A U.S. woman has discovered that the sperm from a donor used to conceive her son seven years ago has been used to father as many as 150 children, raising concerns over the lack of regulation in the U.S. sperm donor industry.

Cynthia Daily, 48, a Washington social worker, has been tracking the number of children fathered by the same donor who also fathered her son on a website called donorsiblingregistry.com, according to the New York Times.

As artificial insemination becomes a more common practice for infertile couples or women who wish to raise a child on their own, Daily’s circumstance has increased concerns among parents, donors and medical experts about potential negative consequences of having so many children fathered by one donor.
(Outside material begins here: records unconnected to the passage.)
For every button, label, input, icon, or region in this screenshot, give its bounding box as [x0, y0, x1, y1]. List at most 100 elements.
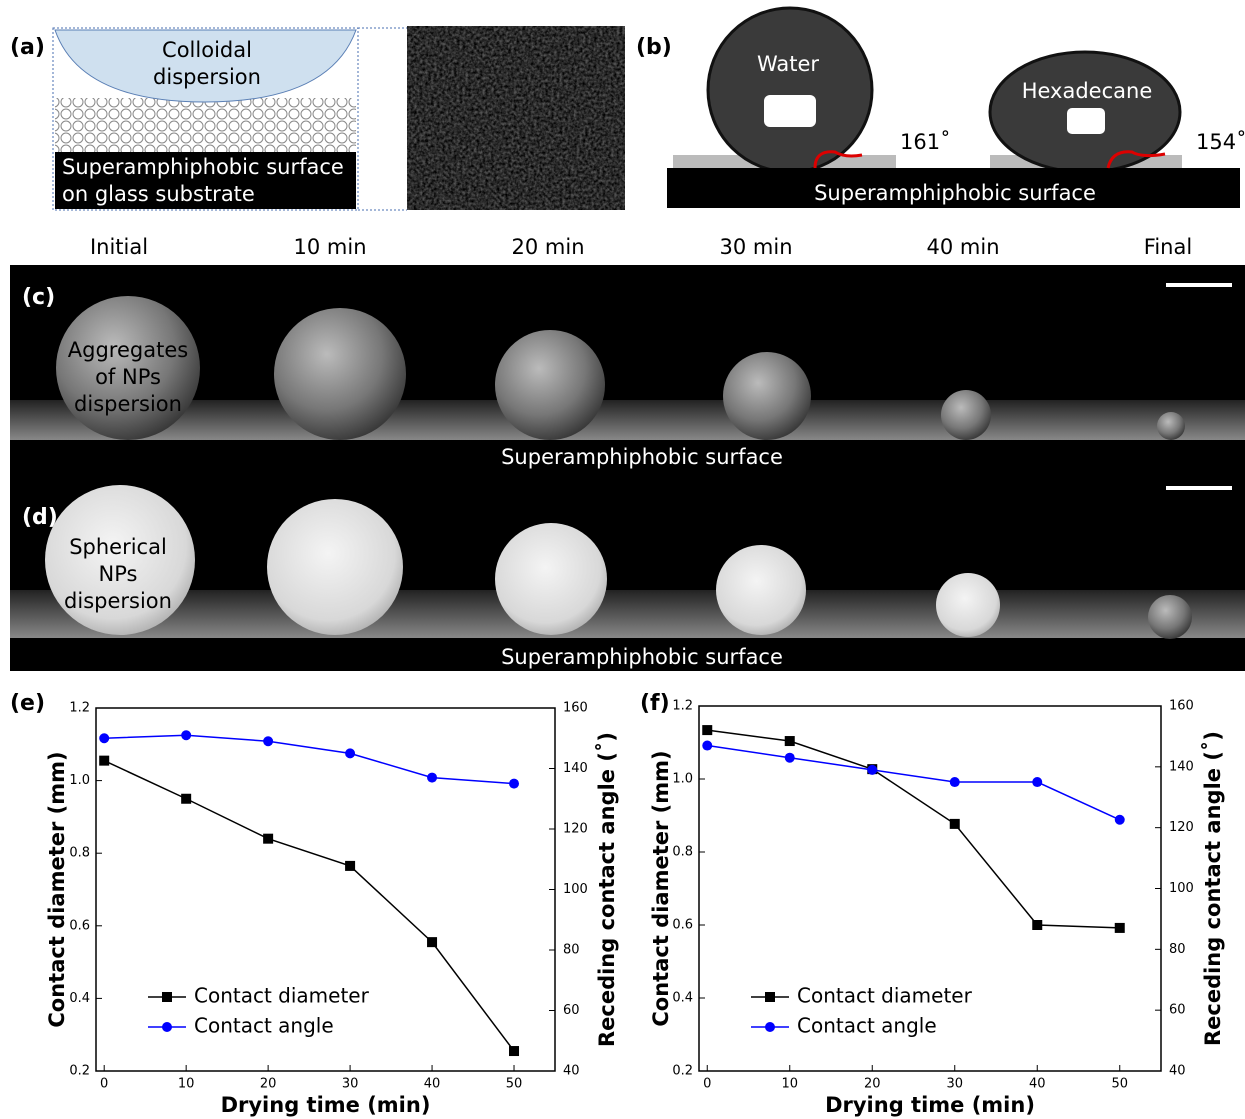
droplet — [274, 308, 406, 440]
y2-tick-label: 100 — [563, 882, 588, 897]
drop-text: of NPs — [95, 365, 161, 389]
y-axis-label: Contact diameter (mm) — [45, 751, 69, 1027]
panel-label: (a) — [10, 35, 45, 60]
x-axis-label: Drying time (min) — [825, 1093, 1035, 1117]
series-line — [707, 746, 1120, 820]
point — [1115, 923, 1125, 933]
y-tick-label: 0.6 — [69, 918, 90, 933]
y2-tick-label: 80 — [1169, 942, 1186, 957]
y2-tick-label: 120 — [1169, 820, 1194, 835]
point — [950, 777, 960, 787]
point — [427, 937, 437, 947]
floor — [10, 590, 1245, 638]
floor — [10, 400, 1245, 440]
sem-texture — [407, 26, 625, 210]
drop-name: Water — [757, 52, 819, 76]
droplet — [1157, 412, 1185, 440]
y2-tick-label: 40 — [1169, 1064, 1186, 1079]
point — [181, 730, 191, 740]
angle-text: 161˚ — [900, 130, 951, 154]
point — [345, 748, 355, 758]
x-tick-label: 50 — [1111, 1077, 1128, 1092]
x-tick-label: 30 — [946, 1077, 963, 1092]
point — [263, 736, 273, 746]
droplet — [936, 573, 1000, 637]
y-tick-label: 0.8 — [69, 846, 90, 861]
particles — [55, 98, 356, 154]
time-label: 40 min — [927, 235, 1000, 259]
panel-label: (d) — [22, 505, 58, 530]
y2-axis-label: Receding contact angle (˚) — [1201, 731, 1225, 1046]
y2-tick-label: 160 — [1169, 699, 1194, 714]
droplet — [716, 545, 806, 635]
y2-tick-label: 60 — [1169, 1003, 1186, 1018]
droplet — [1148, 595, 1192, 639]
point — [1032, 777, 1042, 787]
legend-label: Contact diameter — [194, 984, 370, 1008]
y2-axis-label: Receding contact angle (˚) — [595, 732, 619, 1047]
bowl-text: Colloidal — [162, 38, 252, 62]
point — [785, 736, 795, 746]
time-label: 20 min — [512, 235, 585, 259]
surface-text: Superamphiphobic surface — [62, 155, 344, 179]
x-tick-label: 50 — [506, 1077, 523, 1092]
y-tick-label: 1.0 — [69, 773, 90, 788]
y-tick-label: 1.2 — [672, 699, 693, 714]
point — [99, 733, 109, 743]
point — [345, 861, 355, 871]
surface-text: on glass substrate — [62, 182, 255, 206]
x-tick-label: 0 — [100, 1077, 108, 1092]
series-line — [104, 735, 514, 783]
series-line — [707, 730, 1120, 928]
surface-text: Superamphiphobic surface — [501, 445, 783, 469]
x-tick-label: 40 — [1029, 1077, 1046, 1092]
y-tick-label: 0.2 — [672, 1064, 693, 1079]
legend-label: Contact diameter — [797, 984, 973, 1008]
bowl-text: dispersion — [153, 65, 261, 89]
point — [1032, 920, 1042, 930]
x-tick-label: 10 — [781, 1077, 798, 1092]
y-axis-label: Contact diameter (mm) — [649, 750, 673, 1026]
droplet — [723, 352, 811, 440]
x-tick-label: 20 — [260, 1077, 277, 1092]
point — [509, 779, 519, 789]
x-tick-label: 40 — [424, 1077, 441, 1092]
x-tick-label: 30 — [342, 1077, 359, 1092]
droplet — [267, 499, 403, 635]
droplet — [495, 330, 605, 440]
panel-d-bg — [10, 475, 1245, 671]
point — [427, 773, 437, 783]
panel-label: (f) — [640, 691, 670, 716]
y-tick-label: 0.8 — [672, 845, 693, 860]
y2-tick-label: 140 — [563, 761, 588, 776]
page: (a) Colloidal dispersion Superamphiphobi… — [0, 0, 1245, 1119]
y2-tick-label: 140 — [1169, 759, 1194, 774]
legend-marker — [162, 1022, 172, 1032]
legend-marker — [765, 1022, 775, 1032]
drop-text: dispersion — [74, 392, 182, 416]
droplet — [495, 523, 607, 635]
time-label: 30 min — [720, 235, 793, 259]
surface-text: Superamphiphobic surface — [501, 645, 783, 669]
point — [950, 819, 960, 829]
y2-tick-label: 160 — [563, 701, 588, 716]
panel-label: (b) — [636, 35, 672, 60]
time-label: Initial — [90, 235, 148, 259]
point — [702, 741, 712, 751]
y2-tick-label: 40 — [563, 1064, 580, 1079]
time-label: 10 min — [294, 235, 367, 259]
legend-marker — [765, 992, 775, 1002]
point — [702, 725, 712, 735]
point — [785, 753, 795, 763]
point — [509, 1046, 519, 1056]
drop-text: Aggregates — [68, 338, 188, 362]
y2-tick-label: 60 — [563, 1003, 580, 1018]
y-tick-label: 0.2 — [69, 1064, 90, 1079]
y-tick-label: 0.4 — [672, 991, 693, 1006]
time-label: Final — [1144, 235, 1192, 259]
legend-label: Contact angle — [797, 1014, 937, 1038]
highlight — [764, 95, 816, 127]
x-axis-label: Drying time (min) — [221, 1093, 431, 1117]
drop-text: dispersion — [64, 589, 172, 613]
angle-text: 154˚ — [1196, 130, 1245, 154]
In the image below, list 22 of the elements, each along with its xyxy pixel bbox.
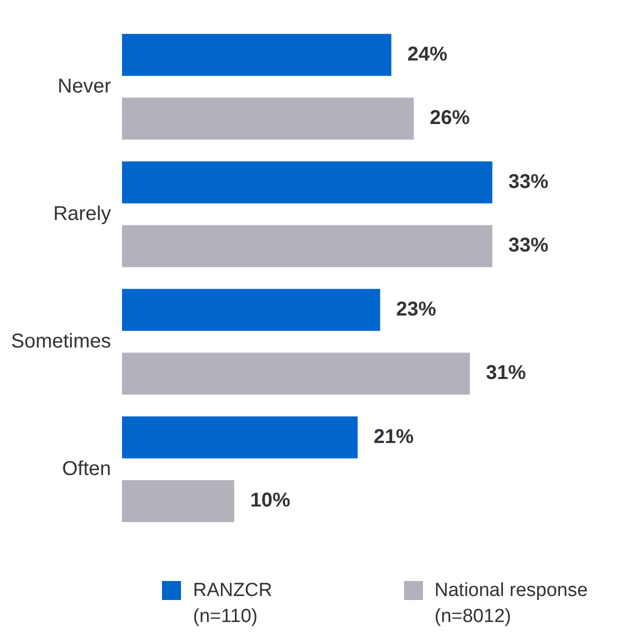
data-label: 33% — [508, 170, 549, 193]
legend-label: RANZCR (n=110) — [193, 579, 272, 629]
bar — [122, 98, 414, 140]
data-label: 31% — [486, 362, 526, 384]
bar — [122, 352, 470, 395]
bar — [122, 161, 492, 204]
data-label: 24% — [407, 43, 448, 66]
y-tick-label: Often — [62, 458, 112, 480]
legend-label: National response (n=8012) — [434, 579, 588, 629]
data-label: 33% — [508, 234, 549, 257]
bar — [122, 480, 234, 522]
y-tick-label: Never — [58, 75, 112, 98]
y-tick-label: Rarely — [53, 202, 112, 225]
y-tick-label: Sometimes — [11, 330, 112, 352]
bar — [122, 416, 358, 458]
bar — [122, 225, 492, 268]
data-label: 23% — [396, 298, 436, 320]
bar — [122, 34, 392, 76]
data-label: 26% — [430, 107, 470, 130]
bar — [122, 288, 380, 331]
data-label: 10% — [250, 490, 290, 512]
data-label: 21% — [374, 426, 414, 448]
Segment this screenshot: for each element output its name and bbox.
Among them is the possibility that genes for rare diseases could be spread more widely throughout the population or that accidental incest may occur between half-sisters and half-brothers who live close to one another.

Each donor is identified by a specific number and for many parents who went through fertility treatments such as artificial insemination, that number is part of the basic "sexual education" in the family, according to the report.

“My daughter knows her donor’s number for this very reason...She’s been in school with numerous kids who were born through donors. She’s had crushes on boys who are donor children. It’s become part of sex education,” said an anonymous mother of a teenager conceived via sperm donation in California, the Times reported.

However, allowing too many children to be conceived with sperm from popular donors translates into huge profits for fertility clinics, according to critics.

That’s the same reason why many parents are asking for tighter regulations in the number of children that can be fathered by a same donor.

In the United States there are currently no limits to the number of children that can be engendered by a same donor.

The American Society for Reproductive Medicine recommends that no more than 25 children should be engendered from an individual donor per population of 800,000.

In the United States there are no official records of the number of children born through sperm donors as parents are not obligated to report the successful birth of a child through the process.

The U.S. Centers for Disease Control and Prevention has records of children born in the country through Assisted Reproductive Technology but those records do not include fertility treatments such as artificial insemination.

European countries such as Britain, France and Sweden limit the number of children fathered by a same sperm donor.